What is curious is that this book stops at the age when my diary begins. the book goes from when I was 7 to when I was 11 and I wrote my diary from when I was 11. I don’t use my diary to write, it’s never worked like that. It’s there, nearby, and I write down what I need to write down, out of the need to leave a trace and reflect on what’s happening to me.
We start with the end of The size of our breasts : you write this sentence, in which you talk about this obsession with your budding breasts.” And while I don’t really know how to finish this book, I tell myself that it is perhaps not a coincidence that my first text without it [Jean-Pierre Bacri, NdlR] bears on her”. Until then, had it been impossible to write about this entry into the adult world which had been far too violent for the little girl that you were?
Yes, and it remains complicated. I was wondering about this, yesterday, in my diary, about the immodesty of these confessions, of all these women who say, in this rather dizzying period that we are going through, who have a need to say it, [L’abus, NdlR]. What does this involve? As for me, I didn’t want to talk about it. I still don’t want to talk about it, but when I hear things about control, abuse, I want to give my point of view. Do you know that there are women who will file a complaint at the age of 80, knowing that there will be no more trials? But they want to testify.
In any case, I had no desire for sensationalism, first of all because something is happening to me that happens to countless women, and young boys too for that matter… But there you go, I’m not completely clear with all that.
You write, about your departure for Paris, when you were 7 years old: “I was crying, probably because I never left anything“. Are you the sentimental type?
So there, completely. First of all, among the Jaouis, we cry a lot: my father cries, my grandfather cried, my aunt Nadine cries: we cry easily. I think it’s very good to cry, it’s a chance to be able to cry, there is this book by Irvin Yalom, remarkable, Nietzsche cried, I recommend it to everyone. People who don’t have access to their tears must suffer a lot, it’s not good to keep them. But anyway, well, there are degrees all the same, and we are part of the “lacrimals”, well the lachrymals, I mean…
“Always this need, do you writeto create castes and hierarchies, and still need to believe in it“. A sentence which inspires an ingenuous question in me: you who now belong to the caste of “successful people”, what is happening in this caste? And, as a famous person, have you the right to ask everything?
(Gbig laughs) There are privileges and, moreover, we can clearly see that, in the hunt for stars that there is at the moment, there is this hatred of the privileges that fame grants you. Even if, at the same time, everyone would like to be part of it, especially with social networks, because if I understood correctly, they allow access to it… I say that because I am regularly told: “but you don’t know that she is really famous” and I must admit that no, I don’t know that she is famous.
In short, there is a reality: sometimes you get a restaurant table more easily, but that doesn’t stop you from running into lots of people who don’t know you.

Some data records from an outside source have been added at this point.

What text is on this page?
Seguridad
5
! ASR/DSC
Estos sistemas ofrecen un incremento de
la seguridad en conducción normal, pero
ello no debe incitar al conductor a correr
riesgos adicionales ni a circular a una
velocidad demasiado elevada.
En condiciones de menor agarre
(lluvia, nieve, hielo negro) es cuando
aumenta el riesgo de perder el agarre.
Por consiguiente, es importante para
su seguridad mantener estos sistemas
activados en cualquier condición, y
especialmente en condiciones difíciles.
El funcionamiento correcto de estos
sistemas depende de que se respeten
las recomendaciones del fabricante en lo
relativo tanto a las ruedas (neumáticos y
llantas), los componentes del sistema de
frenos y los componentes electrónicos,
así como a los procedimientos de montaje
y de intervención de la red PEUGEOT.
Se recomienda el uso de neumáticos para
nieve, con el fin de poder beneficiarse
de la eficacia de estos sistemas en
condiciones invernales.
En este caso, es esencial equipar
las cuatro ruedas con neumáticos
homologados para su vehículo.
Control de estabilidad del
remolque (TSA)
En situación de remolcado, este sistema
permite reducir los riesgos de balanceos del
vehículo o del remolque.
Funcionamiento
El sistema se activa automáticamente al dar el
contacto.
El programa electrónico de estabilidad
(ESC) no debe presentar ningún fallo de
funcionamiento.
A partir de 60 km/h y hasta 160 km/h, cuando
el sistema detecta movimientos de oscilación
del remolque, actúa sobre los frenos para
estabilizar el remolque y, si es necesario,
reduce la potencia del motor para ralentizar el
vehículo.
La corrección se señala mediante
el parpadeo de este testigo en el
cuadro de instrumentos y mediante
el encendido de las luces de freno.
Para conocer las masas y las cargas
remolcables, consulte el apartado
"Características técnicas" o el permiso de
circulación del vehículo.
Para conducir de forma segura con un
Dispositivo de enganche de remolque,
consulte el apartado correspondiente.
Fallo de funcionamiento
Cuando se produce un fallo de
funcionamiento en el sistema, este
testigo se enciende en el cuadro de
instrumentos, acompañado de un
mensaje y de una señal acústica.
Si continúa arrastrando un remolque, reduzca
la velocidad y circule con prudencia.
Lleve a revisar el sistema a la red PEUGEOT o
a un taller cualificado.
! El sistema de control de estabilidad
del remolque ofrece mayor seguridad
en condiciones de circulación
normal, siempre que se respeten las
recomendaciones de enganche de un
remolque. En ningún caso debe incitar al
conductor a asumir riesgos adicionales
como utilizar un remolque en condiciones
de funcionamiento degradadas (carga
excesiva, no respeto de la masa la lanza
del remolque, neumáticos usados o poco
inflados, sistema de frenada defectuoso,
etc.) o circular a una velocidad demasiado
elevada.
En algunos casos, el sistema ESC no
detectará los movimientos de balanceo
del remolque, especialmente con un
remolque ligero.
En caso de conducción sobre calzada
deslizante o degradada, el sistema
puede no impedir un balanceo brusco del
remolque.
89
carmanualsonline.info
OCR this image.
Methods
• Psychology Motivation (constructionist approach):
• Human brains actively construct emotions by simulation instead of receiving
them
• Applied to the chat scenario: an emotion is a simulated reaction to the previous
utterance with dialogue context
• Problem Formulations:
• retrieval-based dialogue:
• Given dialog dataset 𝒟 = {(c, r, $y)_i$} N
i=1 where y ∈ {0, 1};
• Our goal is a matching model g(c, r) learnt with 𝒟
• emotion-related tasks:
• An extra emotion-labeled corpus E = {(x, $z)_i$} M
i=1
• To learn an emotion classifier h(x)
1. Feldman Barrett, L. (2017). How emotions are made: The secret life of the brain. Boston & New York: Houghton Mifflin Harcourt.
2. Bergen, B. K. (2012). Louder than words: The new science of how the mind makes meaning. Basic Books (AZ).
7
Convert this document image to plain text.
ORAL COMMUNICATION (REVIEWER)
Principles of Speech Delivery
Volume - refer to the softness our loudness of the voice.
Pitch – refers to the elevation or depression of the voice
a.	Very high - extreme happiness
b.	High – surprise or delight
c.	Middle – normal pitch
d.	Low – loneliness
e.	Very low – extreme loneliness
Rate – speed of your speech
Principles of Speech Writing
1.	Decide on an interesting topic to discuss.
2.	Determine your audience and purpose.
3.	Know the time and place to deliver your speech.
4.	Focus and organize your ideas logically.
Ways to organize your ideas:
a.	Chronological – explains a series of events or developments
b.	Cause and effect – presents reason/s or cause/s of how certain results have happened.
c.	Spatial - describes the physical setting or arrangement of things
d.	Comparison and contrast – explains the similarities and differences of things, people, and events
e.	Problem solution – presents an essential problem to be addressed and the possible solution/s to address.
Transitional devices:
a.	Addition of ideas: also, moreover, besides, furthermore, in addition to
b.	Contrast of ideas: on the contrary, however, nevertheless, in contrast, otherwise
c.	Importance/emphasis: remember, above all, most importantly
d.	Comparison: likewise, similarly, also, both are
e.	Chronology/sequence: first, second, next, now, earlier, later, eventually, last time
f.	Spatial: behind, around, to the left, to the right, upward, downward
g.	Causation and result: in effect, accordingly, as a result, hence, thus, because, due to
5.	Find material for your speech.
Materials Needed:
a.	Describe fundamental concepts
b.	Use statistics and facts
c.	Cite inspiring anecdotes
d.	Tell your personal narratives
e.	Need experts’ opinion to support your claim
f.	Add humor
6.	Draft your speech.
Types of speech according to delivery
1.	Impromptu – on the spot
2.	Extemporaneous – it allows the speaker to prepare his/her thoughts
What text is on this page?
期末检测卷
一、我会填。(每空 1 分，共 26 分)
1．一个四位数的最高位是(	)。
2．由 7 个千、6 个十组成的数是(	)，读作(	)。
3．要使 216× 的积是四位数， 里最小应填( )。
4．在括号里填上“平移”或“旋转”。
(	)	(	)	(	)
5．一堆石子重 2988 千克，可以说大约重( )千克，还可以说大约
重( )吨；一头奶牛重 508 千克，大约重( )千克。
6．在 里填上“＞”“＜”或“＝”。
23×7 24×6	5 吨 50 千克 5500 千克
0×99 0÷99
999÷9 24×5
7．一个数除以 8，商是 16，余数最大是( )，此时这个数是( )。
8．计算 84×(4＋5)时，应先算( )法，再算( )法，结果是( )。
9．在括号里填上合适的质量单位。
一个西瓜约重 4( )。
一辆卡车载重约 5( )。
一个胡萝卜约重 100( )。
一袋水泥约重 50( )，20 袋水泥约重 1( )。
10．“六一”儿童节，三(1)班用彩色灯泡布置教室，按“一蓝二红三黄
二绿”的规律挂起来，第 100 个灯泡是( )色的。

It’s a funny contrast, because fame can give you the illusion, at times, of having some power, and then, most of the time, not at all.
“If I think about my childhood, I think my mother never made a major decision while she was with my father until she made one, which was to leave him.“. In this book, we have the impression that you are a little less verbose about your mother than about your father. Was your mother a feminist?
She was extremely feminist, especially from the moment she began to distance herself from my father. When I was 21, I started to become interested in books written by women, particularly Doris Lessing and her Golden Notebook. I have memories of my mother consulting it: she read it like the Bible. So I was happy to read it, too, once I reached adulthood. In his copy, passages are underlined and, in the margin, “Hubert !!!“, with exclamation points – which is none other than my father’s first name – when it came to describing masculine behavior. There was a hatred of men, and not one, either, to make up for it. the other!
Of course, I was already a feminist. I wanted to exist on my own, basically, I wanted to open it up…, but I didn’t agree at all with this vision of men […] I still am not.
Agnès Jaoui: “I think there are crazy people who are downright President of the Republic”
You tell this anecdote where, when you were very young, your parents made fun of you because you liked “Monday in the Sun” by Claude François. You add: “it is the one who criticizes first, who dominates. And refining one’s taste for a despised art requires great courage and solid self-confidence.“. When you write this sentence, it echoes what you wanted to propose in The taste of others(in 2000, Editor’s note) this film which, at the time, had been a hell of an attack against what is supposedly beautiful or ugly?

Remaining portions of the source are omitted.